В конце апреля по нашей губернии была объявлена мобилизация. О ней глухо говорили, ее ждали уже недели три, но все хранилось в глубочайшем секрете. И вдруг, как ураган, она ударила по губернии. В деревнях людей брали прямо с поля, от сохи. В городе полиция глухою ночью звонилась в квартиры, вручала призываемым билеты и приказывала немедленно явиться в участок. У одного знакомого инженера взяли одновременно всю его прислугу: лакея, кучера и повара. Сам он в это время был в отлучке – полиция взломала его стол, достала паспорты призванных и всех их увела.
Было что-то равнодушно-свирепое в этой непонятной торопливости. Людей выхватывали из дела на полном его ходу, не давали времени ни устроить его, ни ликвидировать. Людей брали, а за ними оставались бессмысленно разоренные хозяйства и разрушенные благополучия.
Наутро мне пришлось быть в воинском присутствии – нужно было дать свой деревенский адрес на случай призыва меня из запаса. На большом дворе присутствия, у заборов, стояли телеги с лошадьми, на телегах и на земле сидели бабы, ребята, старики. Вокруг крыльца присутствия теснилась большая толпа мужиков. Солдат стоял перед дверью крыльца и гнал мужиков прочь. Он сердито кричал:
– Сказано вам, в понедельник приходи!.. Ступай, расходись!
– Да как же это так в понедельник?.. Забрали нас, гнали, гнали: «Скорей! Чтоб сейчас же явиться!»
– Ну, вот в понедельник и являйся!
– В понедельник! – Мужики отходили, разводя руками. – Подняли ночью, забрали без разговоров. Ничего справить не успели, гнали сюда за тридцать верст, а тут – «приходи в понедельник». А нынче суббота.
– Нам к понедельнику и самим было бы способнее… А теперь где ж нам тут до понедельника ждать?
По всему городу стояли плач и стоны. Здесь и там вспыхивали короткие, быстрые драмы. У одного призванного заводского рабочего была жена с пороком сердца и пятеро ребят; когда пришла повестка о призыве, с женою от волнения и горя сделался паралич сердца, и она тут же умерла; муж поглядел на труп, на ребят, пошел в сарай и повесился. Другой призванный, вдовец с тремя детьми, плакал и кричал в присутствии:
– А с ребятами что мне делать? Научите, покажите!.. Ведь они тут без меня с голоду передохнут!

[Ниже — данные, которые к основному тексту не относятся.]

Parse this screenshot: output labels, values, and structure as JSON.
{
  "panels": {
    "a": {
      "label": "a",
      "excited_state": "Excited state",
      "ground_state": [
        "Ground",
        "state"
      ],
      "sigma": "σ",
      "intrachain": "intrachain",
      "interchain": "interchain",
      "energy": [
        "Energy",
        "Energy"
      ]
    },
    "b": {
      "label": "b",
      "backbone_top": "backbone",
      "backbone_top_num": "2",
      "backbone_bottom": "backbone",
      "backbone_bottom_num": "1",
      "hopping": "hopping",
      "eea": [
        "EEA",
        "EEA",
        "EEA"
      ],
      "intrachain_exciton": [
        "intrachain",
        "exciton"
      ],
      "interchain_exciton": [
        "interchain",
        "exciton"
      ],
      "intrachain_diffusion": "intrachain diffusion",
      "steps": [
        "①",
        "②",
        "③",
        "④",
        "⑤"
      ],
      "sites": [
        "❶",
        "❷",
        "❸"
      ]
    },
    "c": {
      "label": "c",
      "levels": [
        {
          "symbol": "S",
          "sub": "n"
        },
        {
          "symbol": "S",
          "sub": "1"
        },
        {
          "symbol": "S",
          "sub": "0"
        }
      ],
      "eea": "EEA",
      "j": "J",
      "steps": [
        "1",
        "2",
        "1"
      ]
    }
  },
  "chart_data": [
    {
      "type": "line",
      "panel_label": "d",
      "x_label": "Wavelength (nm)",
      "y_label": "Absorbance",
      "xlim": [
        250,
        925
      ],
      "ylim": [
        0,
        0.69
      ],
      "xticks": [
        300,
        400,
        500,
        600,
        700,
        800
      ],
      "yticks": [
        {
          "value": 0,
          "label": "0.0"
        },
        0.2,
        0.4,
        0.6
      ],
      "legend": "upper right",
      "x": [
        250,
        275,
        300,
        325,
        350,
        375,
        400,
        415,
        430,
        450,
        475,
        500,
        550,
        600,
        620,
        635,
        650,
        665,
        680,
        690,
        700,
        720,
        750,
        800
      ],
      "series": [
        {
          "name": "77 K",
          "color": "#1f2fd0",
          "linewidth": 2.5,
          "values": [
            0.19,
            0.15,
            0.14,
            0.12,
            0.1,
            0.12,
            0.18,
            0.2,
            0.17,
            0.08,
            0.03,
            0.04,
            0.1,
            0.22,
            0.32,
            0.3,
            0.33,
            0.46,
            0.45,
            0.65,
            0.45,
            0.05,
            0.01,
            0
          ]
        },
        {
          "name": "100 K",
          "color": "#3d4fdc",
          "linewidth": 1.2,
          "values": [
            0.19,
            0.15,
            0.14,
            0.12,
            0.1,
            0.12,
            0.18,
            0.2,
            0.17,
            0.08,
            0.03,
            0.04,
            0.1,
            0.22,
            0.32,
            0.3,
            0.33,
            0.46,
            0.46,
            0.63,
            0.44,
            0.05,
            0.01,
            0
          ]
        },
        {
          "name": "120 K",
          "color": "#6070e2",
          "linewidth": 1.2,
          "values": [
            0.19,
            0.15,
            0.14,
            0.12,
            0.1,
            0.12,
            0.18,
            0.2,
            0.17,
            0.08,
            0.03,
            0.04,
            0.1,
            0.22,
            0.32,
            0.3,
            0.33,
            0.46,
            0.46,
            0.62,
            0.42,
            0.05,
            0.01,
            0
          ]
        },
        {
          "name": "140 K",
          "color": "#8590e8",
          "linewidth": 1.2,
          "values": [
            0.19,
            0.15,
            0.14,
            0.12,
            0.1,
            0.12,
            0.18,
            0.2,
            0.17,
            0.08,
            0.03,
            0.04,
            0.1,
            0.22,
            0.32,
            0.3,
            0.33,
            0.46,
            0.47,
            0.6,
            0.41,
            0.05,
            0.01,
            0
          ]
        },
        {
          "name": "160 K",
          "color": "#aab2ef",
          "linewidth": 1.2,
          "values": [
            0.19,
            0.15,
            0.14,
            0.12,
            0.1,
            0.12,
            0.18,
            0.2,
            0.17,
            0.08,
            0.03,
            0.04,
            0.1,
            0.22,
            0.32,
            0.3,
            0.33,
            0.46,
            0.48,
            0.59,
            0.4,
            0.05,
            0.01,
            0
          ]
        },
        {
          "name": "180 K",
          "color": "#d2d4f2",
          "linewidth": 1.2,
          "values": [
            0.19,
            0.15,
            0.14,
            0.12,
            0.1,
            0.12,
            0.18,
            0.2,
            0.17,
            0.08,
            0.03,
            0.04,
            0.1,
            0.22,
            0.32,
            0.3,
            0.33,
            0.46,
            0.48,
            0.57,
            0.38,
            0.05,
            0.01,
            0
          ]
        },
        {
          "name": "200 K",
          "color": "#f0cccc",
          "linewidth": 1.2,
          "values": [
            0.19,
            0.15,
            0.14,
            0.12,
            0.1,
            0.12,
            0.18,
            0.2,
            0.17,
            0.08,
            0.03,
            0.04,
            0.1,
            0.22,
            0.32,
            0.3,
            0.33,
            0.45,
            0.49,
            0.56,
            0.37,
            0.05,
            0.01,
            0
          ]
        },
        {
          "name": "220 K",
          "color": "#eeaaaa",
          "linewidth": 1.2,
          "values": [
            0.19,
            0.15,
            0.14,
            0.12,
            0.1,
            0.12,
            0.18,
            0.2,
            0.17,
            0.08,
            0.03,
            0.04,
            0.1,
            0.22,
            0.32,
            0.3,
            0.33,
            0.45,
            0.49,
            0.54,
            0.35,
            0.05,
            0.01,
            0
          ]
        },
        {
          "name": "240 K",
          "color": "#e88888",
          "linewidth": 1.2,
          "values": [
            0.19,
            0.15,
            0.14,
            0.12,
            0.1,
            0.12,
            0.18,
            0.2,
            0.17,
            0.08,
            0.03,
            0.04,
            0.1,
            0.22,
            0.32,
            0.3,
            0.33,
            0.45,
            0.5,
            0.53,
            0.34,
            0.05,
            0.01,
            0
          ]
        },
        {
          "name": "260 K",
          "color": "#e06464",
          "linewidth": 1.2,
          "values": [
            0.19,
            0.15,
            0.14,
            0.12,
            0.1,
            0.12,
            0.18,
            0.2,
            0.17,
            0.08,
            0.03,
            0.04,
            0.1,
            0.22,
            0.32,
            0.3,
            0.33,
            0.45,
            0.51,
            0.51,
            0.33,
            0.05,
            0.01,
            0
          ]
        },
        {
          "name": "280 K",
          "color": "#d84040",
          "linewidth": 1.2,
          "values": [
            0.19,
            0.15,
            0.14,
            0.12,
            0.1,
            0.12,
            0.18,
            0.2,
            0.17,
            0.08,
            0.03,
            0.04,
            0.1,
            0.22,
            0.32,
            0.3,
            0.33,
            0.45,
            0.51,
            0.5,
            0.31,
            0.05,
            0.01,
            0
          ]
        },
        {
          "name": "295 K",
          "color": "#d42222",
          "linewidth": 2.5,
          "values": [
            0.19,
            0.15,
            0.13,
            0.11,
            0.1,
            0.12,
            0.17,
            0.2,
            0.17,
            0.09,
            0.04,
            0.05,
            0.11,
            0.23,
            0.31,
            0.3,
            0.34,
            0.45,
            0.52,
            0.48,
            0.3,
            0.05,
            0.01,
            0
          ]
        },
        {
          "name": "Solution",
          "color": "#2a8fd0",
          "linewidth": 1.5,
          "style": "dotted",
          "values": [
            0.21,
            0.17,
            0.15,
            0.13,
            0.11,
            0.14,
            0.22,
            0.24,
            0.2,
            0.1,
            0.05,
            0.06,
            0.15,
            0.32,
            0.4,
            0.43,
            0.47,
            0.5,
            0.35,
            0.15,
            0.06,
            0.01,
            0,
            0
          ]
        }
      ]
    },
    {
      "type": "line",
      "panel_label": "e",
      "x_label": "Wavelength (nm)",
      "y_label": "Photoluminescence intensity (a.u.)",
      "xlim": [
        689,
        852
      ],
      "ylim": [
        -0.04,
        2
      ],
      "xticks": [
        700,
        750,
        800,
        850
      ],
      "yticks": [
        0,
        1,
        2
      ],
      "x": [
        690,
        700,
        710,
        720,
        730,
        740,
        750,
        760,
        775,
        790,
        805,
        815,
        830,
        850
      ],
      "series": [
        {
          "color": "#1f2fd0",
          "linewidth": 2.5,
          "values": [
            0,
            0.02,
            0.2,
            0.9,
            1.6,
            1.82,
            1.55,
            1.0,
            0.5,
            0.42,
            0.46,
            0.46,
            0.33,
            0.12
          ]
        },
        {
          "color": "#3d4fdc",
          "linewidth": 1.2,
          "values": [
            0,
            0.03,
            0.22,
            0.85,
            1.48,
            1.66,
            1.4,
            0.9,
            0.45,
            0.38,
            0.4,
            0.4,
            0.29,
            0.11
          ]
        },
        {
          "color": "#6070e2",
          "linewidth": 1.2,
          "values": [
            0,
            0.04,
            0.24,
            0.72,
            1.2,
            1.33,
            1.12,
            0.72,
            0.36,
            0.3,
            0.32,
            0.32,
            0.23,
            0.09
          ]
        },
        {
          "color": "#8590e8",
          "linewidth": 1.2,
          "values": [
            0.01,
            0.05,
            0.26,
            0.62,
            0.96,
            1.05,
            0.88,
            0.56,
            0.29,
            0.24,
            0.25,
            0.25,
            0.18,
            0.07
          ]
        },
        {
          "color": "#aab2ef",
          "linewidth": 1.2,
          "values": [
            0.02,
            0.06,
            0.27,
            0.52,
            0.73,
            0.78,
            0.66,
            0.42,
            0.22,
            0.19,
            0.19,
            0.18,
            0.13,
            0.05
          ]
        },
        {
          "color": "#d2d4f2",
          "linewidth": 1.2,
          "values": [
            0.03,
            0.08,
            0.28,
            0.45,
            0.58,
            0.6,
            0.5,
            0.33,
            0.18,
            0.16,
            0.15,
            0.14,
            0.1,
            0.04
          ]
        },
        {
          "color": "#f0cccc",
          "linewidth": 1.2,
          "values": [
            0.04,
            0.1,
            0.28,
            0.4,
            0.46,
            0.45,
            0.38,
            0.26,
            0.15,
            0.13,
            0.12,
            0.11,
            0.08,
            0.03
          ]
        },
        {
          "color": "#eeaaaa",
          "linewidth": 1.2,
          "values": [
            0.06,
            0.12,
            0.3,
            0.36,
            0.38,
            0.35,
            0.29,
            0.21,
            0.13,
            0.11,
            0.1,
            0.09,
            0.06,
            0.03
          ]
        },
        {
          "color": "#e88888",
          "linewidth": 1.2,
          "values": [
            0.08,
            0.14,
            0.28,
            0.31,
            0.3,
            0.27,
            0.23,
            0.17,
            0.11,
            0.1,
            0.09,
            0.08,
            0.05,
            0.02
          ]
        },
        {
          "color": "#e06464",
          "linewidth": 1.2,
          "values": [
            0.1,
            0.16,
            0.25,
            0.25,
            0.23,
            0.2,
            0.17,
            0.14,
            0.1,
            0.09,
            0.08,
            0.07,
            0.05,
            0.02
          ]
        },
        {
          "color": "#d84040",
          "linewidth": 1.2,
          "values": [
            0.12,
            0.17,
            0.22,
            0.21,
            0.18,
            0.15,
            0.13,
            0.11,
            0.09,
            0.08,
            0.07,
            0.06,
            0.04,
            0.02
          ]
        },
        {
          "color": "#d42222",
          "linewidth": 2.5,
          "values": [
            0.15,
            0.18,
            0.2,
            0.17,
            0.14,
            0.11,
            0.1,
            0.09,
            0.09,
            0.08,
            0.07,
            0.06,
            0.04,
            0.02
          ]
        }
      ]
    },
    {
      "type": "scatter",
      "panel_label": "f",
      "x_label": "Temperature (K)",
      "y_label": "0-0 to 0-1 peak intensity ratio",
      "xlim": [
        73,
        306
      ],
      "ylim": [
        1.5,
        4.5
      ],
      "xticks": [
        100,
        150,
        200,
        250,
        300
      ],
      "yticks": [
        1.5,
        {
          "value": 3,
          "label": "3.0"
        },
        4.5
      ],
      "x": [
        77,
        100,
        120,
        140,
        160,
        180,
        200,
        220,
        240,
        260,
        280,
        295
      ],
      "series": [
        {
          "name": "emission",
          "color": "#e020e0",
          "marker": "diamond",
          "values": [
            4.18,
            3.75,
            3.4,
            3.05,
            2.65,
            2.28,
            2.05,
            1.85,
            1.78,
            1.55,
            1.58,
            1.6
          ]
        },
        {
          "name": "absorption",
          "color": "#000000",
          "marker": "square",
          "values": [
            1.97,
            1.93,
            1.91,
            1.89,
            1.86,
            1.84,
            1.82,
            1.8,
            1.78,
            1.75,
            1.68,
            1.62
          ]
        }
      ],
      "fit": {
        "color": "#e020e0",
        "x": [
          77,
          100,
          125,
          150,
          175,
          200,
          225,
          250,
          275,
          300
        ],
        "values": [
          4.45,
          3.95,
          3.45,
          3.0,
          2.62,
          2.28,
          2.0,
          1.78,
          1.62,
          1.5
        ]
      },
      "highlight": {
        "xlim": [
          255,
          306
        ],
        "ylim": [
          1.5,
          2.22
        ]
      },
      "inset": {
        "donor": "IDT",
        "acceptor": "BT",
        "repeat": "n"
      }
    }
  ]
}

Он был как сумасшедший, вопил и тряс в воздухе кулаком. Потом вдруг замолк, ушел домой, зарубил топором своих детей и воротился.
– Ну, теперь берите! Свои дела я справил.
Его арестовали.
Телеграммы с театра войны снова и снова приносили известия о крупных успехах японцев и о лихих разведках хорунжего Иванова или корнета Петрова. Газеты писали, что победы японцев на море неудивительны, – японцы природные моряки; но теперь, когда война перешла на сушу, дело пойдет совсем иначе. Сообщалось, что у японцев нет больше ни денег, ни людей, что под ружье призваны шестнадцатилетние мальчики и старики. Куропаткин спокойно и грозно заявил, что мир будет заключен только в Токио.